Un cauchemar soviétique plus beau et plus assourdissant que jamais
Si Atomic Heart frappait déjà fort par sa direction artistique baroque, brutale et démesurée, Annihilation Instinct pousse encore plus loin cette esthétique de l’effondrement technologique. Le Complexe Mendeleïev n’est pas seulement une ruine : c’est un organisme en mutation, un espace qui semble digérer ses propres erreurs scientifiques. Les murs suintent la rouille et le sang synthétique, les couloirs sont dévorés par des câbles comme des veines ouvertes, et les marécages reflètent des silhouettes indistinctes, vestiges d’une expérience qui aurait dû rester enterrée.
Les jeux de lumière accentuent cette sensation de malaise, jouant sur des contrastes saisissants entre l’éclairage clinique des laboratoires désaffectés et l’obscurité quasi-organique des zones les plus contaminées. L’eau trouble du marais masque des formes inquiétantes, et les ombres mouvantes laissent planer le doute : est-ce un simple effet du décor, ou une menace qui attend son heure ? Le level design enferme le joueur dans un espace plus clos et oppressant, forçant une navigation plus tendue, où chaque porte, chaque virage peut cacher un piège mortel.

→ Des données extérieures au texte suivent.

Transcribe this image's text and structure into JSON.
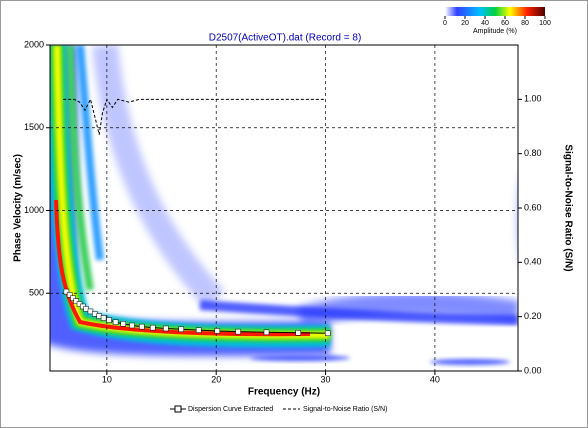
{
  "chart_data": {
    "type": "dispersion",
    "title": "D2507(ActiveOT).dat (Record = 8)",
    "x_label": "Frequency (Hz)",
    "y_label": "Phase Velocity (m/sec)",
    "y2_label": "Signal-to-Noise Ratio (S/N)",
    "xlim": [
      4.8,
      47.6
    ],
    "xticks": [
      10,
      20,
      30,
      40
    ],
    "ylim": [
      30,
      2000
    ],
    "yticks": [
      500,
      1000,
      1500,
      2000
    ],
    "y2lim": [
      0,
      1.2
    ],
    "y2ticks": [
      {
        "value": 0,
        "label": "0.00"
      },
      {
        "value": 0.2,
        "label": "0.20"
      },
      {
        "value": 0.4,
        "label": "0.40"
      },
      {
        "value": 0.6,
        "label": "0.60"
      },
      {
        "value": 0.8,
        "label": "0.80"
      },
      {
        "value": 1,
        "label": "1.00"
      }
    ],
    "grid": true,
    "colorbar": {
      "ticks": [
        0,
        20,
        40,
        60,
        80,
        100
      ],
      "label": "Amplitude (%)"
    },
    "series": [
      {
        "name": "Dispersion Curve Extracted",
        "color": "#ffffff",
        "x": [
          6.3,
          6.6,
          6.9,
          7.2,
          7.5,
          7.8,
          8.1,
          8.5,
          8.9,
          9.3,
          9.7,
          10.2,
          10.8,
          11.5,
          12.3,
          13.2,
          14.2,
          15.4,
          16.8,
          18.4,
          20.1,
          22.0,
          24.6,
          27.5,
          30.2
        ],
        "values": [
          510,
          490,
          470,
          452,
          435,
          420,
          405,
          390,
          375,
          362,
          350,
          338,
          325,
          315,
          305,
          298,
          292,
          287,
          282,
          277,
          272,
          268,
          264,
          261,
          258
        ]
      },
      {
        "name": "Signal-to-Noise Ratio (S/N)",
        "color": "#000000",
        "axis": "y2",
        "x": [
          6,
          7,
          7.5,
          8,
          8.5,
          9,
          9.3,
          9.6,
          10,
          10.5,
          11,
          12,
          13,
          30
        ],
        "values": [
          1.0,
          1.0,
          0.99,
          0.96,
          1.0,
          0.92,
          0.87,
          0.95,
          1.0,
          0.97,
          1.0,
          0.99,
          1.0,
          1.0
        ]
      }
    ]
  }
}
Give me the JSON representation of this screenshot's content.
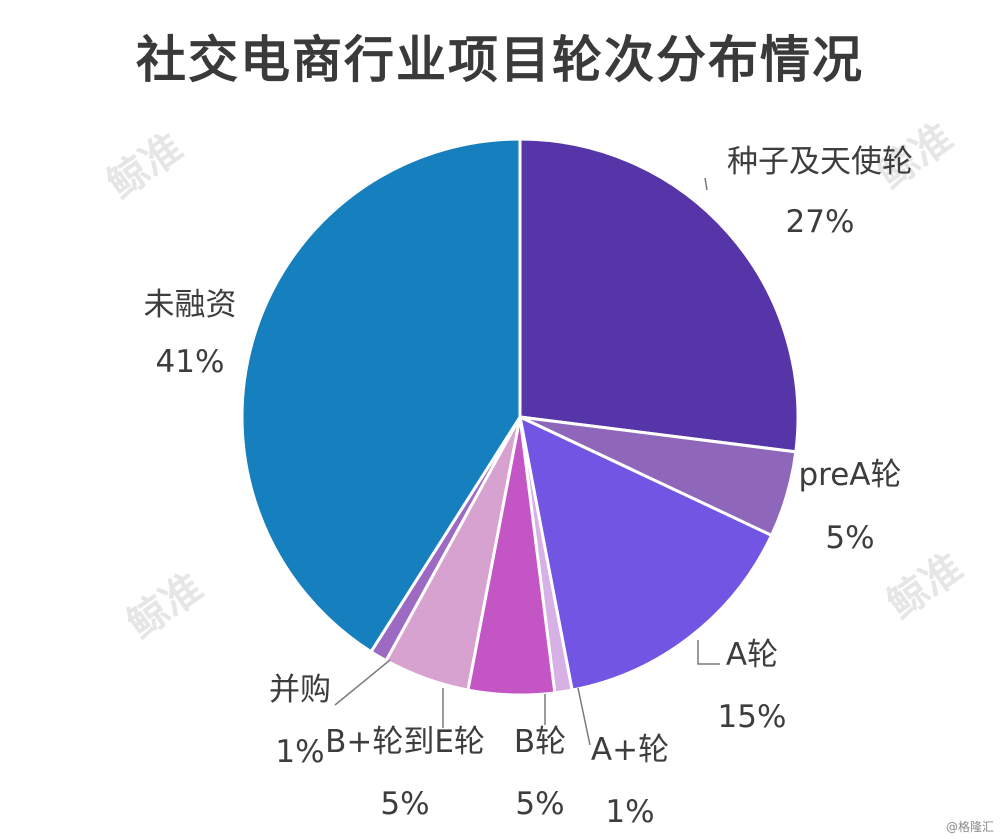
{
  "chart_data": {
    "type": "pie",
    "title": "社交电商行业项目轮次分布情况",
    "slices": [
      {
        "label": "种子及天使轮",
        "value": 27,
        "display": "27%",
        "color": "#5635a8"
      },
      {
        "label": "preA轮",
        "value": 5,
        "display": "5%",
        "color": "#8f67ba"
      },
      {
        "label": "A轮",
        "value": 15,
        "display": "15%",
        "color": "#7255e3"
      },
      {
        "label": "A+轮",
        "value": 1,
        "display": "1%",
        "color": "#d7b0e6"
      },
      {
        "label": "B轮",
        "value": 5,
        "display": "5%",
        "color": "#c455c4"
      },
      {
        "label": "B+轮到E轮",
        "value": 5,
        "display": "5%",
        "color": "#d8a2d0"
      },
      {
        "label": "并购",
        "value": 1,
        "display": "1%",
        "color": "#9c6ac2"
      },
      {
        "label": "未融资",
        "value": 41,
        "display": "41%",
        "color": "#1680be"
      }
    ]
  },
  "watermark": "鲸准",
  "source_credit": "@格隆汇"
}
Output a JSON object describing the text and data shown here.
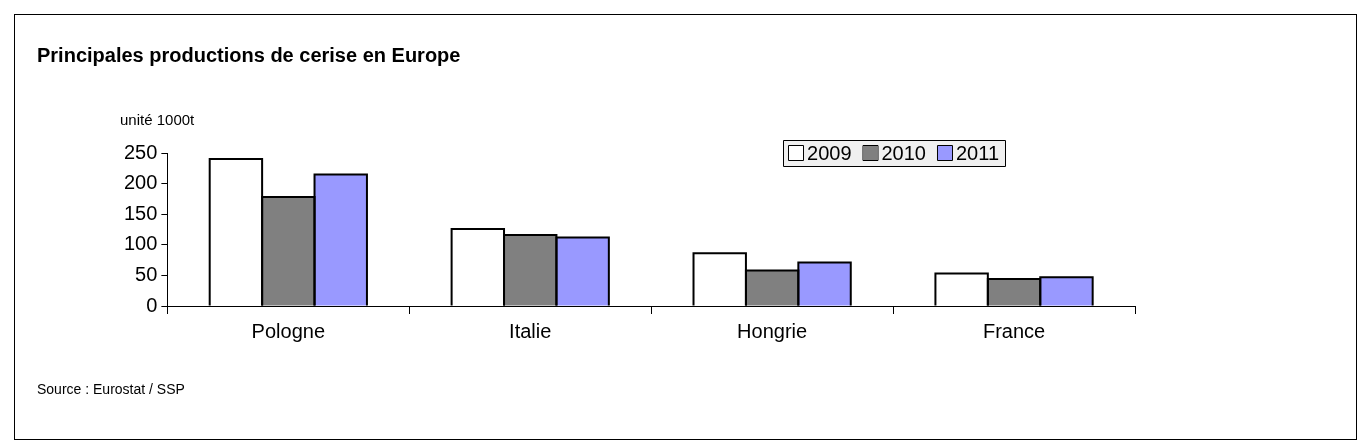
{
  "chart_data": {
    "type": "bar",
    "title": "Principales productions de cerise en Europe",
    "ylabel": "unité 1000t",
    "categories": [
      "Pologne",
      "Italie",
      "Hongrie",
      "France"
    ],
    "series": [
      {
        "name": "2009",
        "color": "#ffffff",
        "values": [
          240,
          126,
          86,
          53
        ]
      },
      {
        "name": "2010",
        "color": "#808080",
        "values": [
          178,
          116,
          58,
          44
        ]
      },
      {
        "name": "2011",
        "color": "#9999ff",
        "values": [
          215,
          112,
          71,
          47
        ]
      }
    ],
    "ylim": [
      0,
      250
    ],
    "yticks": [
      0,
      50,
      100,
      150,
      200,
      250
    ],
    "grid": false,
    "legend": "top right",
    "annotations": [
      "Source : Eurostat / SSP"
    ]
  }
}
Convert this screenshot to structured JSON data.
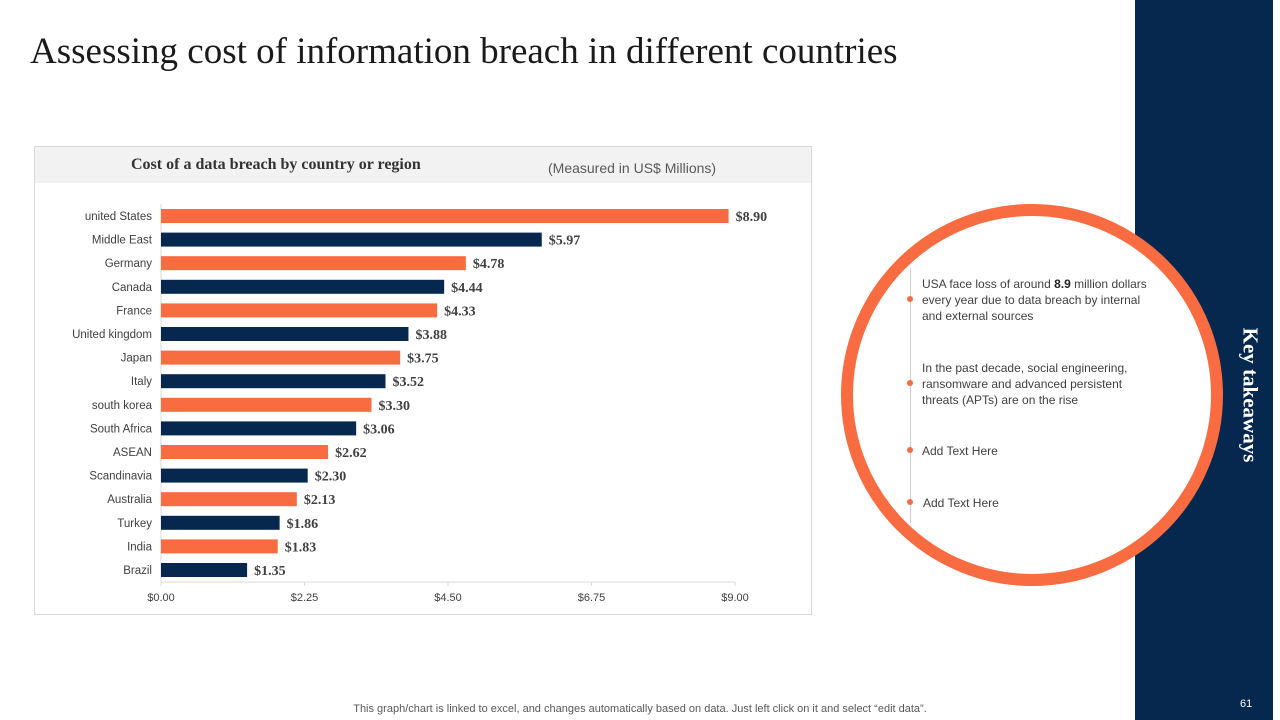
{
  "title": "Assessing cost of information breach in different countries",
  "chart_data": {
    "type": "bar",
    "orientation": "horizontal",
    "title": "Cost of a data breach by country or region",
    "subtitle": "(Measured  in US$ Millions)",
    "categories": [
      "united States",
      "Middle East",
      "Germany",
      "Canada",
      "France",
      "United kingdom",
      "Japan",
      "Italy",
      "south korea",
      "South Africa",
      "ASEAN",
      "Scandinavia",
      "Australia",
      "Turkey",
      "India",
      "Brazil"
    ],
    "values": [
      8.9,
      5.97,
      4.78,
      4.44,
      4.33,
      3.88,
      3.75,
      3.52,
      3.3,
      3.06,
      2.62,
      2.3,
      2.13,
      1.86,
      1.83,
      1.35
    ],
    "data_labels": [
      "$8.90",
      "$5.97",
      "$4.78",
      "$4.44",
      "$4.33",
      "$3.88",
      "$3.75",
      "$3.52",
      "$3.30",
      "$3.06",
      "$2.62",
      "$2.30",
      "$2.13",
      "$1.86",
      "$1.83",
      "$1.35"
    ],
    "xlim": [
      0,
      9
    ],
    "x_ticks": [
      "$0.00",
      "$2.25",
      "$4.50",
      "$6.75",
      "$9.00"
    ],
    "x_tick_values": [
      0,
      2.25,
      4.5,
      6.75,
      9
    ],
    "grid": false,
    "colors": [
      "#f96b40",
      "#06284f"
    ]
  },
  "takeaways": {
    "label": "Key takeaways",
    "items": [
      {
        "pre": "USA face loss of around ",
        "bold": "8.9",
        "post": " million dollars every year due to data breach by internal and external sources"
      },
      {
        "pre": "In the past decade, social engineering, ransomware and advanced persistent threats (APTs) are on the rise",
        "bold": "",
        "post": ""
      },
      {
        "pre": "Add Text Here",
        "bold": "",
        "post": ""
      },
      {
        "pre": "Add Text Here",
        "bold": "",
        "post": ""
      }
    ]
  },
  "footnote": "This graph/chart is linked to excel, and changes automatically based on data. Just left click on it and select “edit data”.",
  "page_number": "61",
  "colors": {
    "accent": "#f96b40",
    "navy": "#06284f"
  }
}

Mais ce sont surtout les nouvelles unités ennemies qui incarnent cette horreur soviétique dégénérée. Les mannequins MAD5, figés dans des poses absurdes, s’animent soudainement avec des mouvements brisés, évoquant plus un cadavre réanimé qu’un automate de propagande. Les unités BEA-D, quant à elles, rappellent la terreur d’une technologie qui ne meurt jamais vraiment : ces abominations modulaires se recombinent à l’infini, refusant de laisser leur proie respirer.
L’aspect sonore vient parfaire ce cauchemar mécanique. Chaque bruit métallique semble sortir d’une machine en train de souffrir, chaque grincement est un avertissement. Les compositions musicales, signées ScaryON et BassnPanda, abandonnent les envolées électro-cosmiques du jeu principal pour des nappes plus industrielles, plus brutales. Les basses résonnent comme des pulsations cardiaques, les percussions métalliques martèlent le sol comme des pas de machines en chasse; jusqu’au climax d’un remix brutal de la Lambada, toujours dans l’esprit rocambolesque qui fait le charge du jeu d’origine. Dans les instants de calme, ce n’est pas la tranquillité qui s’installe, mais l’angoisse d’un silence trop pesant.
Si le jeu de base alternait entre satire soviétique et dystopie grinçante, Annihilation Instinct plonge pleinement dans l’horreur cybernétique, où la technologie ne se contente plus de servir l’homme, mais tente de devenir autre chose. L’extension sublime cette atmosphère suffocante, resserrant encore davantage l’étau sur un Major P-3 qui ne sait plus si ce qu’il affronte est une rébellion de l’intelligence artificielle ou une évolution inévitable du monde soviétique qu’il servait.